Bookslut interview Chloe Aridjis.

Certainly an inspiration for the first novel was a book of Joseph Roth’s brilliant essays on Berlin, written in the 1920s and the deepening shadows of the early ’30s; although he was writing about what he observed around him, they of course reveal a great deal of the author himself. The same could be said of Robert Walser’s and Walter Benjamin’s Berlin. The more infused a city’s portrait is with the author’s own spirit, the better. There are plenty of sources one can turn to for straight reportage. There’s of course a whole modernist tradition exploring the relationship between self and city. In both my novels I was interested in doing this, and even the narratives I tried to structure in such a way as to echo some sense of meandering. The National Gallery is of course a very rarified sort of microcosm in contrast to the more urban Berlin, but there too I try to somehow have the narrator’s mental processes mirror spatial layout. When you’re writing about a city you’re both there and not there; you inhabit it fully yet at the same time maintain the necessary degree of detachment for observation and contemplation. It’s more of an ongoing dialogue with oneself than with others.

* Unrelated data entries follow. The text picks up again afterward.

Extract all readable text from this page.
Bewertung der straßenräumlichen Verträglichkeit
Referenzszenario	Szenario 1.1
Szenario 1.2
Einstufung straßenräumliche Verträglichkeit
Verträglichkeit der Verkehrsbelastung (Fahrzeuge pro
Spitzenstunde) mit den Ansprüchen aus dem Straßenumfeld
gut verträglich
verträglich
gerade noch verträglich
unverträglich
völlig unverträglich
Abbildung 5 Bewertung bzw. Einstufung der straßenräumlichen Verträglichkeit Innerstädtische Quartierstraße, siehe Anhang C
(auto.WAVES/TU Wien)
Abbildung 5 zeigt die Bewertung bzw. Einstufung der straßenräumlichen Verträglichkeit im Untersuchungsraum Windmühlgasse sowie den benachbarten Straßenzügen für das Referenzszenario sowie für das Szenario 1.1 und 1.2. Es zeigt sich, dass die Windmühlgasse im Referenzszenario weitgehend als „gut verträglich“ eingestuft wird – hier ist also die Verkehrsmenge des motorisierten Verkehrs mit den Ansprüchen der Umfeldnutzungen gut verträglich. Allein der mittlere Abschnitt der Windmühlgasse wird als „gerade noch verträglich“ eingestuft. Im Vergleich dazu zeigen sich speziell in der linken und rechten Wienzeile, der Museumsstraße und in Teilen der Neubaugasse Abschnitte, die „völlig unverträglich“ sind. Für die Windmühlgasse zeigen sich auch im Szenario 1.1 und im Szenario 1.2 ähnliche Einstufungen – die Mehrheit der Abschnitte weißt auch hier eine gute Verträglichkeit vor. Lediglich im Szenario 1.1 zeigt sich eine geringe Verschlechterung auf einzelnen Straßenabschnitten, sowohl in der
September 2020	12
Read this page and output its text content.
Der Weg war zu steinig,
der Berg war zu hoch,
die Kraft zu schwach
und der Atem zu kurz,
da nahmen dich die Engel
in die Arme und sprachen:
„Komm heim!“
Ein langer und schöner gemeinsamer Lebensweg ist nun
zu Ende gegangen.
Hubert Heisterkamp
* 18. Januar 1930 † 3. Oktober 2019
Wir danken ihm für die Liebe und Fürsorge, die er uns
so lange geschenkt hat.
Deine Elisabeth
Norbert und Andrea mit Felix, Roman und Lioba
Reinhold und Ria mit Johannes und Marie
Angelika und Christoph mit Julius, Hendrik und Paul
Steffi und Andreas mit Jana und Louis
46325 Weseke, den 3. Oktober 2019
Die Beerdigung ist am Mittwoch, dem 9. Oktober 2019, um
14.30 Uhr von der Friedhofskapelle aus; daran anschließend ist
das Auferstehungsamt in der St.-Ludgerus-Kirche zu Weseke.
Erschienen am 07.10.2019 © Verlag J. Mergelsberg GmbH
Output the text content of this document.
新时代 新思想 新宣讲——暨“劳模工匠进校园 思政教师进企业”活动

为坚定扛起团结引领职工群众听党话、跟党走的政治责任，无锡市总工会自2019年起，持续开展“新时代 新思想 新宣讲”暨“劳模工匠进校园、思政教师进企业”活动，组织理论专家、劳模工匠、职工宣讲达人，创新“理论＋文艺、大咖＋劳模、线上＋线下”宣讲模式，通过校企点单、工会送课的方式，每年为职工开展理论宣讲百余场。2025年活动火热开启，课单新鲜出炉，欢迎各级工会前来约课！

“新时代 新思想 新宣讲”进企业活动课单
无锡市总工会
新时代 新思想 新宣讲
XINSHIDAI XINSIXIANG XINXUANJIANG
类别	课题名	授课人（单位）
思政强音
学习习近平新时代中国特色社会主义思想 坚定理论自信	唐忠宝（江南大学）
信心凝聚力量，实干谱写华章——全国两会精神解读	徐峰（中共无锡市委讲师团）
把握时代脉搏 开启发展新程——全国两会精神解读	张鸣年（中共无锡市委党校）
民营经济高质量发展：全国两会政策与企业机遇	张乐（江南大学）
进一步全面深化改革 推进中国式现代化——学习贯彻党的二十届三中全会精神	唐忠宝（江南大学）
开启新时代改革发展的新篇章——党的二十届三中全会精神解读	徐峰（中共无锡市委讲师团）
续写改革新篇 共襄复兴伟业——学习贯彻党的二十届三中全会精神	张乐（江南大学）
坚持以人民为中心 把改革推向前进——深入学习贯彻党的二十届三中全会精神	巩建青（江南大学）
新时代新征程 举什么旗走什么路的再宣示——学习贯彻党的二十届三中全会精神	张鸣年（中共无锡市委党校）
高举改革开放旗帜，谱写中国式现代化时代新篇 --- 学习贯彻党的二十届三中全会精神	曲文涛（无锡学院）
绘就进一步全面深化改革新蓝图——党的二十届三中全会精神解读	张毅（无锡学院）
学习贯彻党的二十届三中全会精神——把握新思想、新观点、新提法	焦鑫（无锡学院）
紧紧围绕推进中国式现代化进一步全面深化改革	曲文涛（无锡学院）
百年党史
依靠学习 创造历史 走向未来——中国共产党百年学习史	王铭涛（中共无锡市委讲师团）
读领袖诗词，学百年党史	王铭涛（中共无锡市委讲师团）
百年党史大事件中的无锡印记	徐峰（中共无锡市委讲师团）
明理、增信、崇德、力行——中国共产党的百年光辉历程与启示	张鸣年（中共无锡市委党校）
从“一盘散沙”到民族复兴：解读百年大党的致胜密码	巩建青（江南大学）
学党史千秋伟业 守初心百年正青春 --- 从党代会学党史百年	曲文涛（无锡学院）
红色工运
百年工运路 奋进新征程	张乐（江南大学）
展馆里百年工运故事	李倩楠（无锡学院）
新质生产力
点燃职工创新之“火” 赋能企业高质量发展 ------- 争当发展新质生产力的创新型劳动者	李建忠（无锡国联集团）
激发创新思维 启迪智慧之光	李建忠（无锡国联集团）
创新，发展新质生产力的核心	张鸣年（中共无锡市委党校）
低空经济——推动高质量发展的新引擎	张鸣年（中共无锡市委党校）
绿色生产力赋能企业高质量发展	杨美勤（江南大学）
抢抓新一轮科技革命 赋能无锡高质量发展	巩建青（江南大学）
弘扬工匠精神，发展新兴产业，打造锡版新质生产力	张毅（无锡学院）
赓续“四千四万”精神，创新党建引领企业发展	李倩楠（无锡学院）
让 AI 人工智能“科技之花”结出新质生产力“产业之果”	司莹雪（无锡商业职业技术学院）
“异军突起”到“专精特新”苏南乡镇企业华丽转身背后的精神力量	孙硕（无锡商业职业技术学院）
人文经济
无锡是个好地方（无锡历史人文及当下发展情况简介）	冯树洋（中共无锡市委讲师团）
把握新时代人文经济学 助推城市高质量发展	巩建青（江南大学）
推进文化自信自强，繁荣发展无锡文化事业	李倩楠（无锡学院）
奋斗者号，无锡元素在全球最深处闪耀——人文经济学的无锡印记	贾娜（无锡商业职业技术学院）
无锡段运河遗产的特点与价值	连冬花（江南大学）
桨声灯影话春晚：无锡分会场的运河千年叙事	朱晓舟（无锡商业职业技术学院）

As for the pavement artist at the end, with his copy of da Vinci’s Last Supper which he displays daily outside of the steps of the National Gallery, I was thinking about this kind of freedom versus the captivity of the institution and all the paintings that will remain forever within this quite rigid classification of the museum. At the end of the day he can roll up his scroll and walk away. I was interested in the freedom of the more mobile image, issues of captivity prefigured by the visit to the Jardin des Plantes and the animals there, admired behind glass. As John Berger has written, like paintings they rarely seem to return one’s gaze. Cities can offer freedom but they can also very quickly become prisons of structure and routine.